Drew had to know deep down that he was lucky to remain a starter as long as he did, and that there was no way he'd ever take the position back from his younger and more talented teammate. The California native's most relevant days as a Tar Heel were over the second Williams turned to Marshall, which begs the question again: Why did it take so long for Williams to turn to Marshall?
"You're not gonna like my answer," Zeller said. "It's Coach's decision."
But did you see signs of Marshall's greatness in the preseason?
"You could always see in pickup how well he passed the ball and how well he managed the game," Zeller said. "He's a fantastic player. He does a lot of things that make our jobs easy. He can pass you the ball and you just have to lay it up. He can create.
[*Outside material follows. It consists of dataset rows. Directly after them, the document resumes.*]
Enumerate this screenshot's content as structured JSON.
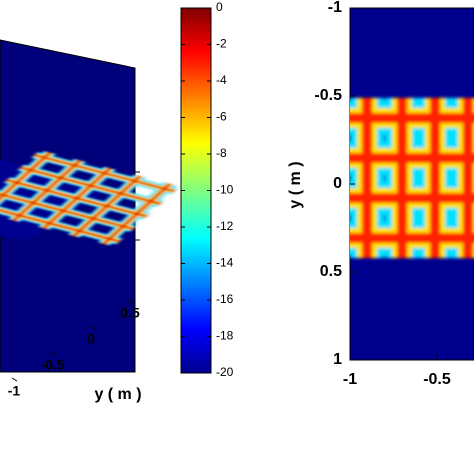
{
  "chart_data": [
    {
      "type": "surface3d",
      "axis_label": "y ( m )",
      "yticks": [
        -1,
        -0.5,
        0,
        0.5
      ]
    },
    {
      "type": "colorbar",
      "ylim": [
        -20,
        0
      ],
      "yticks": [
        0,
        -2,
        -4,
        -6,
        -8,
        -10,
        -12,
        -14,
        -16,
        -18,
        -20
      ]
    },
    {
      "type": "heatmap",
      "ylabel": "y ( m )",
      "xlim": [
        -1,
        1
      ],
      "xticks": [
        -1,
        -0.5
      ],
      "ylim": [
        -1,
        1
      ],
      "yticks": [
        -1,
        -0.5,
        0,
        0.5,
        1
      ],
      "y_inverted": true
    }
  ]
}
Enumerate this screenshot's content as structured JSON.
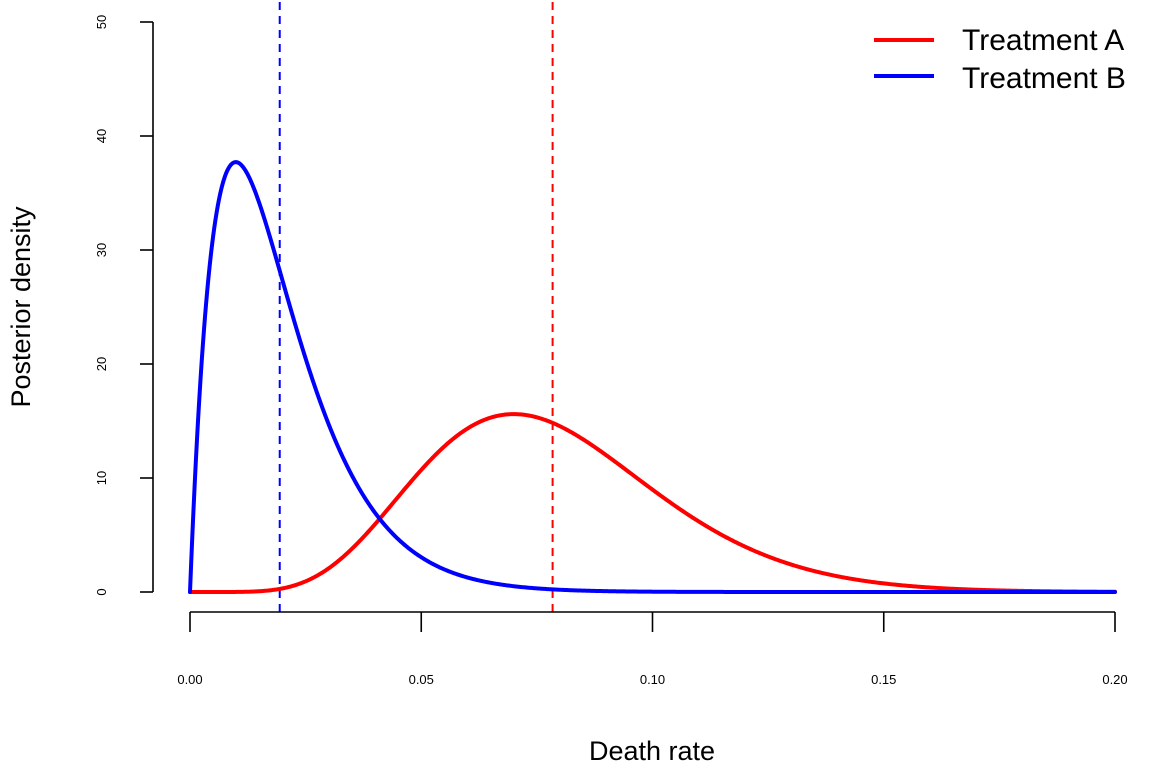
{
  "chart_data": {
    "type": "line",
    "title": "",
    "xlabel": "Death rate",
    "ylabel": "Posterior density",
    "xlim": [
      0,
      0.2
    ],
    "ylim": [
      0,
      50
    ],
    "x_ticks": [
      0,
      0.05,
      0.1,
      0.15,
      0.2
    ],
    "x_tick_labels": [
      "0.00",
      "0.05",
      "0.10",
      "0.15",
      "0.20"
    ],
    "y_ticks": [
      0,
      10,
      20,
      30,
      40,
      50
    ],
    "y_tick_labels": [
      "0",
      "10",
      "20",
      "30",
      "40",
      "50"
    ],
    "grid": false,
    "legend_position": "top-right",
    "series": [
      {
        "name": "Treatment A",
        "color": "#ff0000",
        "distribution": "beta",
        "alpha": 8,
        "beta": 94,
        "x": [
          0,
          0.02,
          0.03,
          0.04,
          0.05,
          0.06,
          0.07,
          0.078,
          0.09,
          0.1,
          0.12,
          0.15,
          0.2
        ],
        "y": [
          0,
          0.4,
          2.5,
          6.7,
          11.1,
          14.5,
          15.6,
          15.2,
          12.2,
          9.0,
          3.7,
          0.7,
          0.0
        ],
        "mean": 0.0784
      },
      {
        "name": "Treatment B",
        "color": "#0000ff",
        "distribution": "beta",
        "alpha": 2,
        "beta": 101,
        "x": [
          0,
          0.005,
          0.01,
          0.02,
          0.03,
          0.04,
          0.05,
          0.06,
          0.08,
          0.1,
          0.2
        ],
        "y": [
          0,
          31.4,
          37.4,
          27.7,
          15.3,
          7.6,
          3.5,
          1.5,
          0.3,
          0.05,
          0.0
        ],
        "mean": 0.0194
      }
    ],
    "reference_lines": [
      {
        "axis": "x",
        "value": 0.0784,
        "style": "dashed",
        "color": "#ff0000",
        "label": "Treatment A mean"
      },
      {
        "axis": "x",
        "value": 0.0194,
        "style": "dashed",
        "color": "#0000ff",
        "label": "Treatment B mean"
      }
    ]
  }
}
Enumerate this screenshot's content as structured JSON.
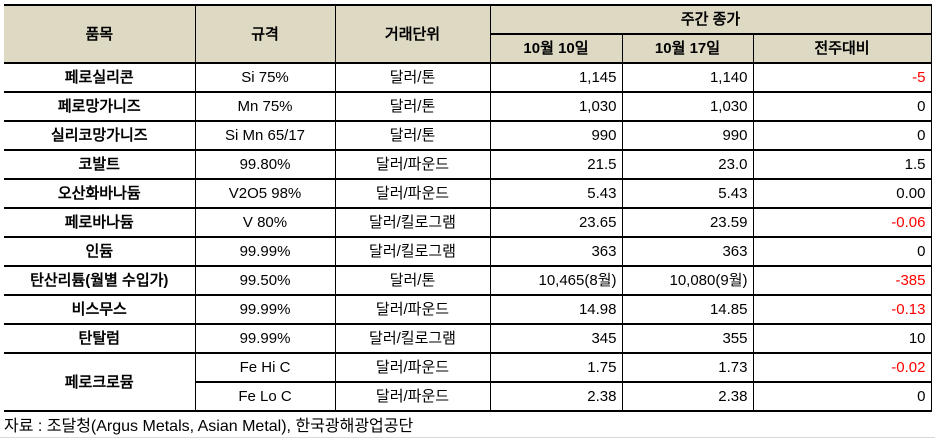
{
  "colors": {
    "header_bg": "#DDD9C3",
    "negative_value": "#FF0000",
    "border": "#000000",
    "text": "#000000"
  },
  "table": {
    "headers": {
      "item": "품목",
      "spec": "규격",
      "unit": "거래단위",
      "weekly_close": "주간 종가",
      "date1": "10월 10일",
      "date2": "10월 17일",
      "wow": "전주대비"
    },
    "rows": [
      {
        "item": "페로실리콘",
        "item_rowspan": 1,
        "spec": "Si 75%",
        "unit": "달러/톤",
        "d1": "1,145",
        "d2": "1,140",
        "chg": "-5",
        "neg": true
      },
      {
        "item": "페로망가니즈",
        "item_rowspan": 1,
        "spec": "Mn 75%",
        "unit": "달러/톤",
        "d1": "1,030",
        "d2": "1,030",
        "chg": "0",
        "neg": false
      },
      {
        "item": "실리코망가니즈",
        "item_rowspan": 1,
        "spec": "Si Mn 65/17",
        "unit": "달러/톤",
        "d1": "990",
        "d2": "990",
        "chg": "0",
        "neg": false
      },
      {
        "item": "코발트",
        "item_rowspan": 1,
        "spec": "99.80%",
        "unit": "달러/파운드",
        "d1": "21.5",
        "d2": "23.0",
        "chg": "1.5",
        "neg": false
      },
      {
        "item": "오산화바나듐",
        "item_rowspan": 1,
        "spec": "V2O5 98%",
        "unit": "달러/파운드",
        "d1": "5.43",
        "d2": "5.43",
        "chg": "0.00",
        "neg": false
      },
      {
        "item": "페로바나듐",
        "item_rowspan": 1,
        "spec": "V 80%",
        "unit": "달러/킬로그램",
        "d1": "23.65",
        "d2": "23.59",
        "chg": "-0.06",
        "neg": true
      },
      {
        "item": "인듐",
        "item_rowspan": 1,
        "spec": "99.99%",
        "unit": "달러/킬로그램",
        "d1": "363",
        "d2": "363",
        "chg": "0",
        "neg": false
      },
      {
        "item": "탄산리튬(월별 수입가)",
        "item_rowspan": 1,
        "spec": "99.50%",
        "unit": "달러/톤",
        "d1": "10,465(8월)",
        "d2": "10,080(9월)",
        "chg": "-385",
        "neg": true
      },
      {
        "item": "비스무스",
        "item_rowspan": 1,
        "spec": "99.99%",
        "unit": "달러/파운드",
        "d1": "14.98",
        "d2": "14.85",
        "chg": "-0.13",
        "neg": true
      },
      {
        "item": "탄탈럼",
        "item_rowspan": 1,
        "spec": "99.99%",
        "unit": "달러/킬로그램",
        "d1": "345",
        "d2": "355",
        "chg": "10",
        "neg": false
      },
      {
        "item": "페로크로뮴",
        "item_rowspan": 2,
        "spec": "Fe Hi C",
        "unit": "달러/파운드",
        "d1": "1.75",
        "d2": "1.73",
        "chg": "-0.02",
        "neg": true
      },
      {
        "item": null,
        "item_rowspan": 0,
        "spec": "Fe Lo C",
        "unit": "달러/파운드",
        "d1": "2.38",
        "d2": "2.38",
        "chg": "0",
        "neg": false
      }
    ]
  },
  "footer": {
    "source": "자료 : 조달청(Argus Metals, Asian Metal), 한국광해광업공단"
  }
}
And if somebody hasn't had a shot in a long time, he recognizes that and runs a play for them."
And it typically leads to easy buckets.
Which is why North Carolina shot 52.4 percent from the field against Duke.
Which is why North Carolina will be hanging another ACC championship banner soon.
Which is why you'd be wise to have the Tar Heels on your short list of national title contenders.
Thirteen Saturdays ago they were 4-3 and unranked. But they're now 24-6 and poised to move into the top 10 because they've got a star point guard to go with their star wing and huge frontcourt, and that's not something North Carolina had -- or at least it's not something North Carolina utilized -- back when it was losing to Illinois, Minnesota and Georgia Tech while making all of what's happened since seem unlikely.
"I wanted it to be my team from the beginning," Marshall acknowledged. "But I'm just happy that I can be that player now."